Whisky and Wine: a not so unlikely combination | The Chronicle Herald

By January 30, 2019Beverage trends

Over the last couple decades, spirit and craft beer producers have embraced the virtues of unique barrel finishes. While the notion of whisky barrel aged wine sounds like a trend, even a gimmick, it’s not a totally new concept. Wineries, particularly New World producers, have long relied on American oak, even sometimes using previously used bourbon barrels. While in the past, the use of pre-used whisky barrels was a cost-conscious decision – French oak barrels, even used ones, can be prohibitively expensive – the new trend is less about saving dollars as it is about flavour contribution, and appealing to the spirits lovers.

Financial prudence aside, and beyond the obvious marketing advantages of aligning with the rising popularity of brown spirits — used whisky barrels can add a depth of flavour

Ex-bourbon barrels, which by law are heavily toasted, should lend the most obvious impact to a wine. A heavily toasted American oak barrel contributes a sweet and smoky profile to the liquid it houses. That vanilla-like aroma and flavour associated with Bourbon and other whiskies is enhanced when a barrel has been charred. While much of the intense vanilla flavours are transferred to the first liquid (the whisky) housed in the barrel there can be a bit of flavour transference to a secondary liquid such as wine.

Whether or not you or I can tell any real difference between a wine aged in ex-whisky barrels or a standard American oak cask is up for debate. Some of the more obvious vanilla and smoky notes of these wines may also be derived from a period of maturation with oak chips or heavily toasted oak staves. Regardless, these new wines are serving a purpose of connecting a wine consumer to whisky and a whisky consumer to wine.

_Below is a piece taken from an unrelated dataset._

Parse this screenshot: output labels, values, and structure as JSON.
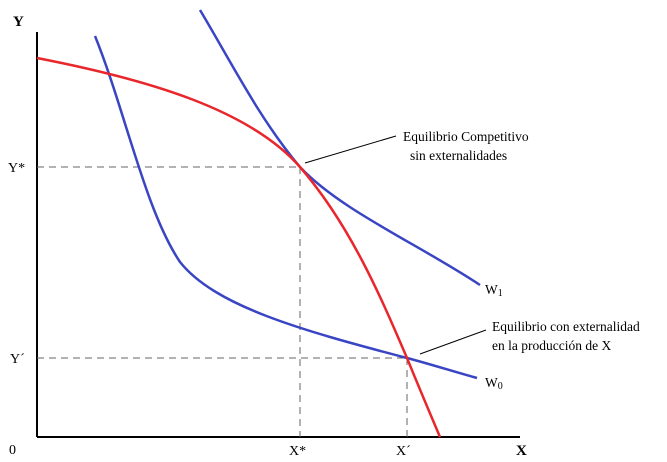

While the processes used by the winemaker to create the perceived vanilla and smoky notes found in many of these wines is a bit mysterious, the results are obvious. These wines offer forward flavours and are often made in approachable, not too dry, styles. If you like classic fruit and oak forward Australian Shiraz, jammy Zinfandel or oak-rich Chardonnay, these wines could be for you. As for the food pairings, these wines tend to pair well with foods that share a similar personality. Grilled meats and barbecue fare are obvious choices, or try with Tex Mex-style dishes such as chili, fajitas and tacos. Considering the fare many of us will be serving this weekend at Superbowl gatherings, this style might make a good wine choice for game day entertaining.